Les contours de la neutralité du net précisés par l’Orece

Les contours de la neutralité du net précisés par l’OreceL’Orece a publié le 30 août 2016 des lignes directrices relatives à la mise en œuvre de la neutralité du net en Europe

Champ d’application

Ces lignes directrices visent à dissiper quelques zones d’ombre concernant les modalités d’application du règlement (UE) 2015/2120 du 25 novembre 2015. A cette occasion, l’Orece a précisé le champ d’application de la neutralité du net ainsi que les règles relatives aux mesures de gestion du trafic, aux services spécialisés, au « zéro rating » et aux mesures de transparence.

Logiquement, les « fournisseurs de contenus et d’applications »(FCA) qui étaient directement visés par les détracteurs de la neutralité du net bénéficient des mêmes droits que ceux reconnus aux consommateurs.

A l’inverse, les cafés, restaurants et réseaux internes d’entreprises ne sont pas concernés par la neutralité du net, au même titre que les terminaux « M2M » pour lesquels l’accès à internet est limité par la nature même du terminal.

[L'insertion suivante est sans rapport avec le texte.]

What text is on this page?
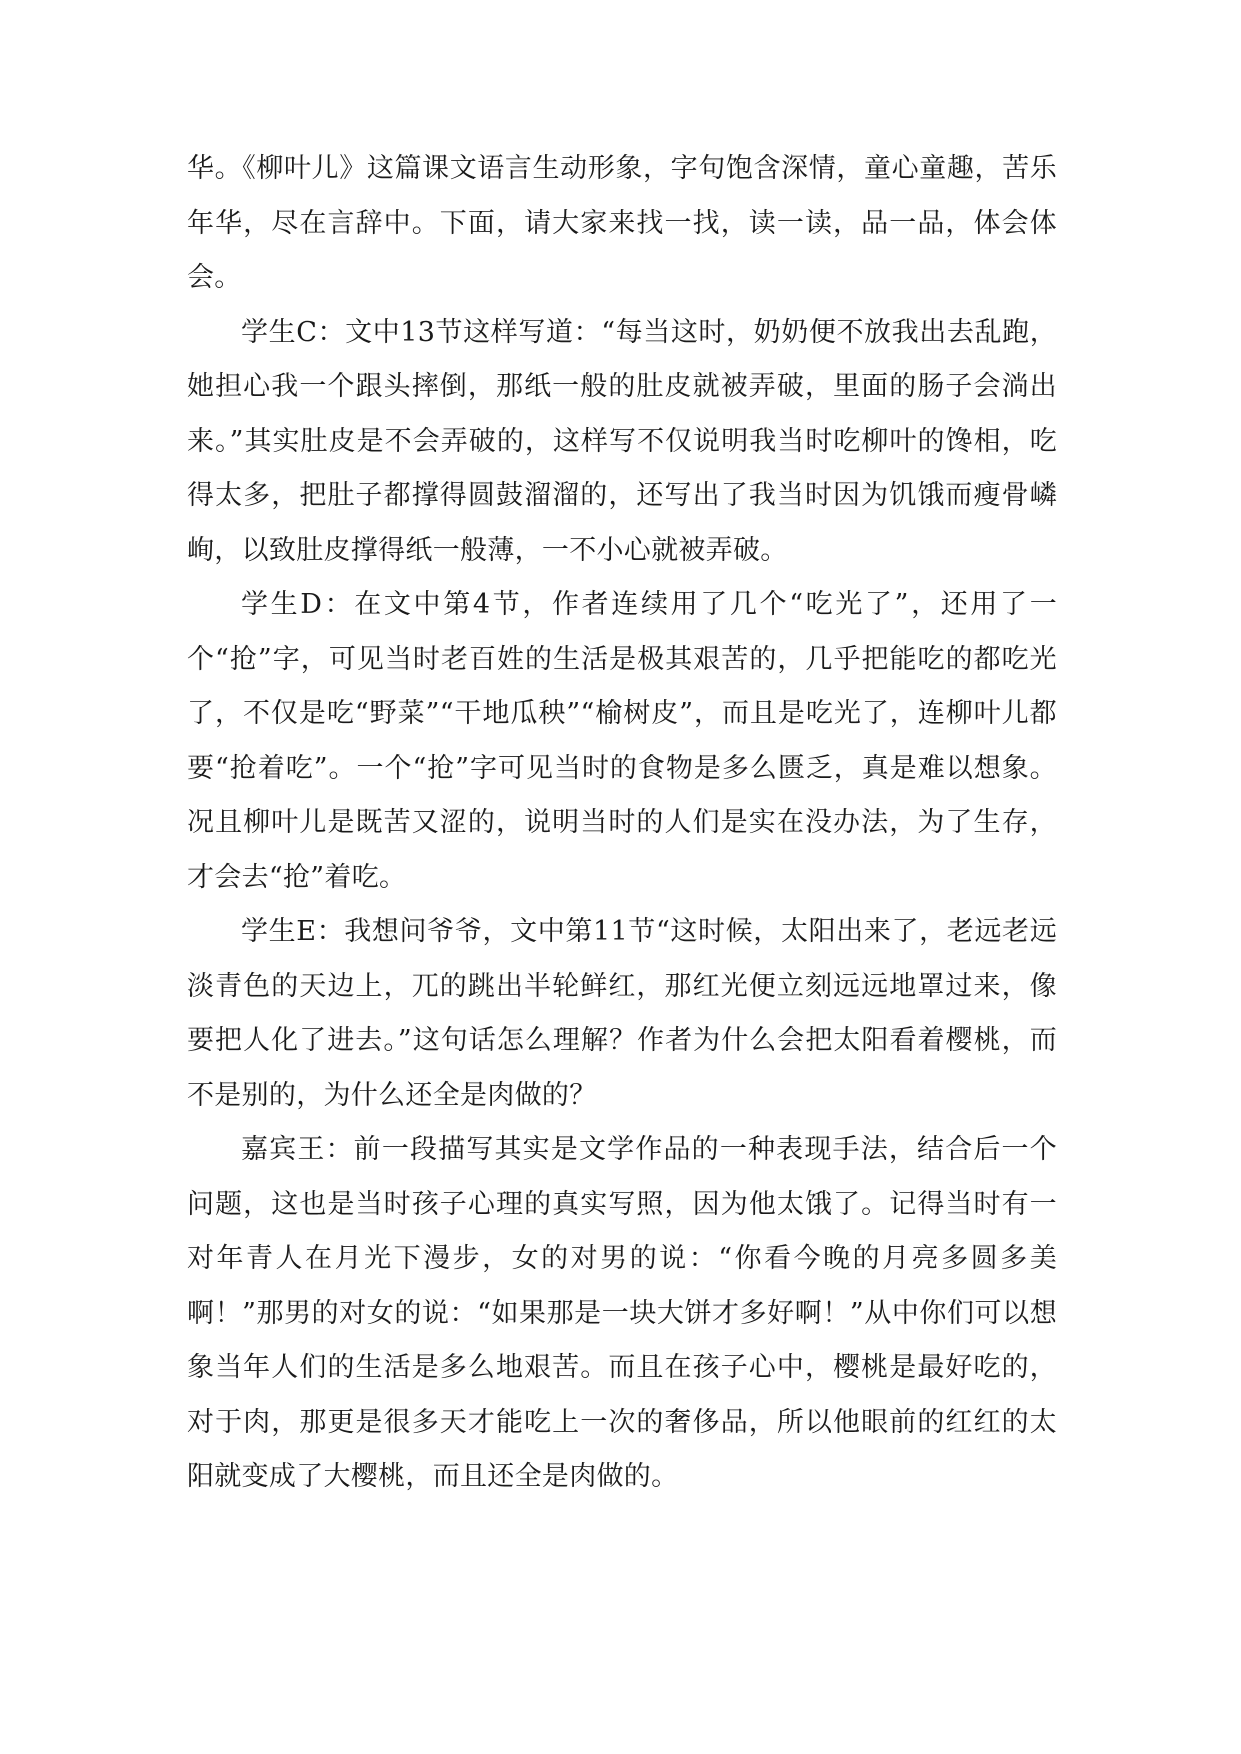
华。《柳叶儿》这篇课文语言生动形象，字句饱含深情，童心童趣，苦乐年华，尽在言辞中。下面，请大家来找一找，读一读，品一品，体会体会。

学生C：文中13节这样写道：“每当这时，奶奶便不放我出去乱跑，她担心我一个跟头摔倒，那纸一般的肚皮就被弄破，里面的肠子会淌出来。”其实肚皮是不会弄破的，这样写不仅说明我当时吃柳叶的馋相，吃得太多，把肚子都撑得圆鼓溜溜的，还写出了我当时因为饥饿而瘦骨嶙峋，以致肚皮撑得纸一般薄，一不小心就被弄破。

学生D：在文中第4节，作者连续用了几个“吃光了”，还用了一个“抢”字，可见当时老百姓的生活是极其艰苦的，几乎把能吃的都吃光了，不仅是吃“野菜”“干地瓜秧”“榆树皮”，而且是吃光了，连柳叶儿都要“抢着吃”。一个“抢”字可见当时的食物是多么匮乏，真是难以想象。况且柳叶儿是既苦又涩的，说明当时的人们是实在没办法，为了生存，才会去“抢”着吃。

学生E：我想问爷爷，文中第11节“这时候，太阳出来了，老远老远淡青色的天边上，兀的跳出半轮鲜红，那红光便立刻远远地罩过来，像要把人化了进去。”这句话怎么理解？作者为什么会把太阳看着樱桃，而不是别的，为什么还全是肉做的？

嘉宾王：前一段描写其实是文学作品的一种表现手法，结合后一个问题，这也是当时孩子心理的真实写照，因为他太饿了。记得当时有一对年青人在月光下漫步，女的对男的说：“你看今晚的月亮多圆多美啊！”那男的对女的说：“如果那是一块大饼才多好啊！”从中你们可以想象当年人们的生活是多么地艰苦。而且在孩子心中，樱桃是最好吃的，对于肉，那更是很多天才能吃上一次的奢侈品，所以他眼前的红红的太阳就变成了大樱桃，而且还全是肉做的。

Neutralité du net et gestion du trafic

Internet n’est pas un environnement stable et les besoins en bande passante évoluent en fonction des situations. Conscientes de cette situation, les institutions européennes ont autorisé les FAI à adopter des « mesures de gestion de trafic raisonnables ».

Pour être en accord avec la neutralité du net, ces « mesures de gestion de trafic » doivent uniquement reposer sur des « exigences techniques objectives en matière de qualité de service » propres à certaines « catégories spécifique de trafic » dans le but notamment d’éviter des latences ou des pertes de données.

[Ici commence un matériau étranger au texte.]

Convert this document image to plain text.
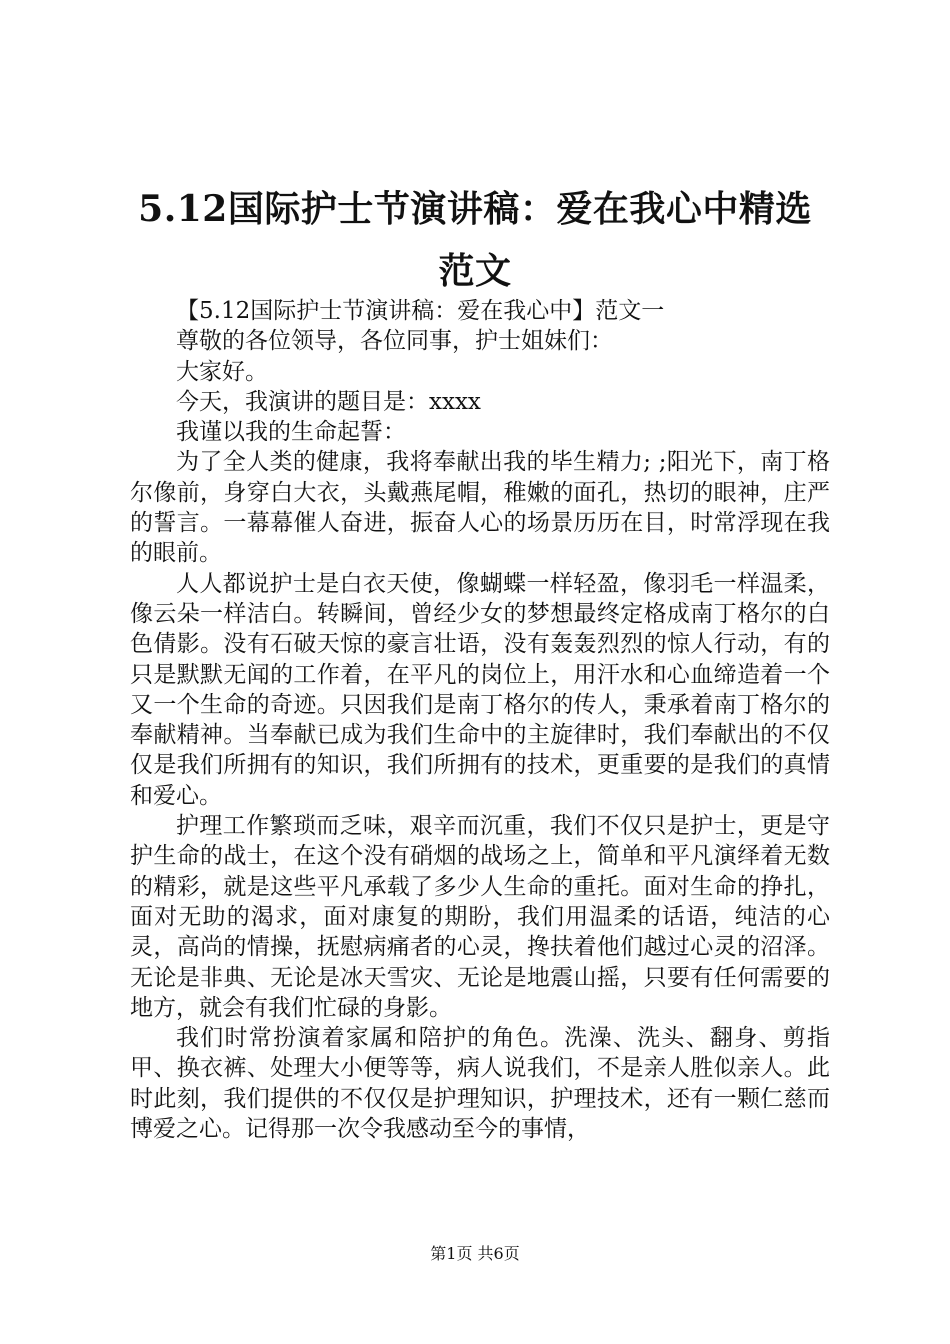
5.12国际护士节演讲稿：爱在我心中精选范文

【5.12国际护士节演讲稿：爱在我心中】范文一

尊敬的各位领导，各位同事，护士姐妹们：

大家好。

今天，我演讲的题目是：xxxx

我谨以我的生命起誓：

为了全人类的健康，我将奉献出我的毕生精力; ;阳光下，南丁格尔像前，身穿白大衣，头戴燕尾帽，稚嫩的面孔，热切的眼神，庄严的誓言。一幕幕催人奋进，振奋人心的场景历历在目，时常浮现在我的眼前。

人人都说护士是白衣天使，像蝴蝶一样轻盈，像羽毛一样温柔，像云朵一样洁白。转瞬间，曾经少女的梦想最终定格成南丁格尔的白色倩影。没有石破天惊的豪言壮语，没有轰轰烈烈的惊人行动，有的只是默默无闻的工作着，在平凡的岗位上，用汗水和心血缔造着一个又一个生命的奇迹。只因我们是南丁格尔的传人，秉承着南丁格尔的奉献精神。当奉献已成为我们生命中的主旋律时，我们奉献出的不仅仅是我们所拥有的知识，我们所拥有的技术，更重要的是我们的真情和爱心。

护理工作繁琐而乏味，艰辛而沉重，我们不仅只是护士，更是守护生命的战士，在这个没有硝烟的战场之上，简单和平凡演绎着无数的精彩，就是这些平凡承载了多少人生命的重托。面对生命的挣扎，面对无助的渴求，面对康复的期盼，我们用温柔的话语，纯洁的心灵，高尚的情操，抚慰病痛者的心灵，搀扶着他们越过心灵的沼泽。无论是非典、无论是冰天雪灾、无论是地震山摇，只要有任何需要的地方，就会有我们忙碌的身影。

我们时常扮演着家属和陪护的角色。洗澡、洗头、翻身、剪指甲、换衣裤、处理大小便等等，病人说我们，不是亲人胜似亲人。此时此刻，我们提供的不仅仅是护理知识，护理技术，还有一颗仁慈而博爱之心。记得那一次令我感动至今的事情，

第1页 共6页
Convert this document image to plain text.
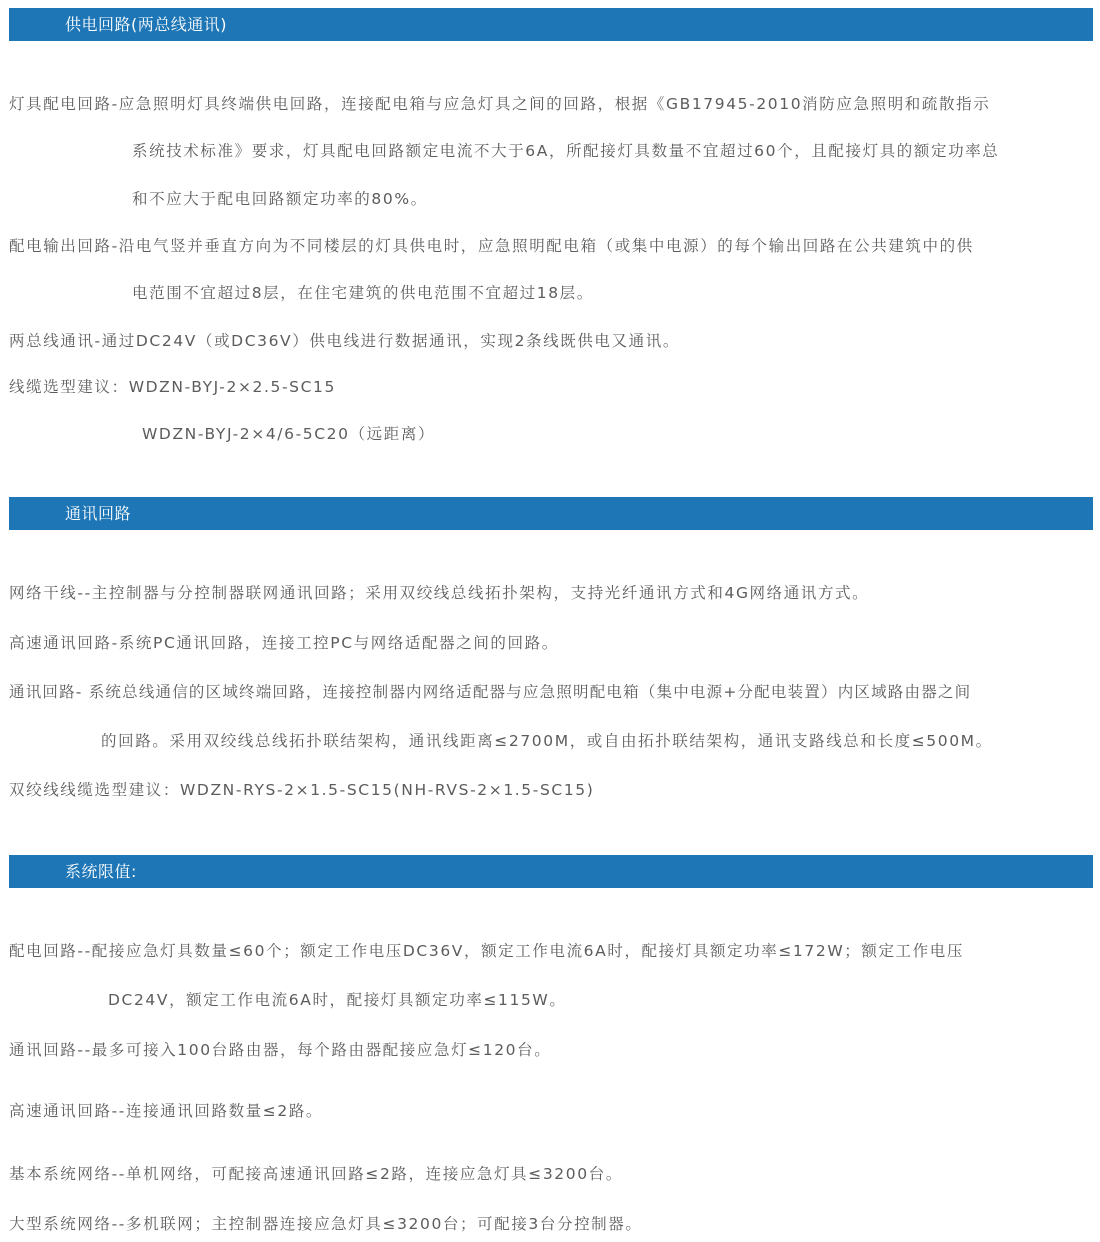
供电回路(两总线通讯)
灯具配电回路-应急照明灯具终端供电回路，连接配电箱与应急灯具之间的回路，根据《GB17945-2010消防应急照明和疏散指示
系统技术标准》要求，灯具配电回路额定电流不大于6A，所配接灯具数量不宜超过60个，且配接灯具的额定功率总
和不应大于配电回路额定功率的80%。
配电输出回路-沿电气竖并垂直方向为不同楼层的灯具供电时，应急照明配电箱（或集中电源）的每个输出回路在公共建筑中的供
电范围不宜超过8层，在住宅建筑的供电范围不宜超过18层。
两总线通讯-通过DC24V（或DC36V）供电线进行数据通讯，实现2条线既供电又通讯。
线缆选型建议：WDZN-BYJ-2×2.5-SC15
WDZN-BYJ-2×4/6-5C20（远距离）
通讯回路
网络干线--主控制器与分控制器联网通讯回路；采用双绞线总线拓扑架构，支持光纤通讯方式和4G网络通讯方式。
高速通讯回路-系统PC通讯回路，连接工控PC与网络适配器之间的回路。
通讯回路- 系统总线通信的区域终端回路，连接控制器内网络适配器与应急照明配电箱（集中电源+分配电装置）内区域路由器之间
的回路。采用双绞线总线拓扑联结架构，通讯线距离≤2700M，或自由拓扑联结架构，通讯支路线总和长度≤500M。
双绞线线缆选型建议：WDZN-RYS-2×1.5-SC15(NH-RVS-2×1.5-SC15)
系统限值:
配电回路--配接应急灯具数量≤60个；额定工作电压DC36V，额定工作电流6A时，配接灯具额定功率≤172W；额定工作电压
DC24V，额定工作电流6A时，配接灯具额定功率≤115W。
通讯回路--最多可接入100台路由器，每个路由器配接应急灯≤120台。
高速通讯回路--连接通讯回路数量≤2路。
基本系统网络--单机网络，可配接高速通讯回路≤2路，连接应急灯具≤3200台。
大型系统网络--多机联网；主控制器连接应急灯具≤3200台；可配接3台分控制器。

Les FAI ne pourront donc pas se fonder sur le contenu des applications pour définir les catégories spécifiques de trafic. En conséquence, l’Orece rappelle que les applications proposant un service crypté ne pourront dès lors pas faire l’objet d’un traitement discriminatoire par rapport aux autres applications.

Service spécialisé

La neutralité du net n’enlève pas la possibilité pour les FAI de réserver, sous conditions, une partie de leur bande passante pour des « services spécialisés » tels que la VoLTE (service de voix de haute qualité sur le réseau 4G), la diffusion linéaire de télévision sur IP (streaming) ou encore les services de santé.

Toutefois, l’utilisation des services spécialisés ne peut être mise en œuvre « au détriment de la disponibilité et de la qualité générale de l’accès à internet ». Pour cela, l’Orece préconise d’effectuer un contrôle en deux temps : dans un premier temps, vérifier qu’un niveau spécifique de qualité est objectivement nécessaire pour le service puis, dans un second temps, vérifier que le réseau dispose d’une capacité suffisante pour accueillir à la fois les services spécialisés et le reste du trafic sans pour autant dégrader ou détériorer le trafic.

Afin de s’assurer que le principe de neutralité du net sera respecté, les autorités de régulation nationales (ARN) ont la faculté d’effectuer des mesures de performance du réseau, avec et sans le service spécialisé.

Zero rating

Des précisions ont également été apportées sur les pratiques commerciales et plus particulièrement sur le « zéro rating » qui vise à ne pas comptabiliser la consommation de données associée à une application du forfait d’un client.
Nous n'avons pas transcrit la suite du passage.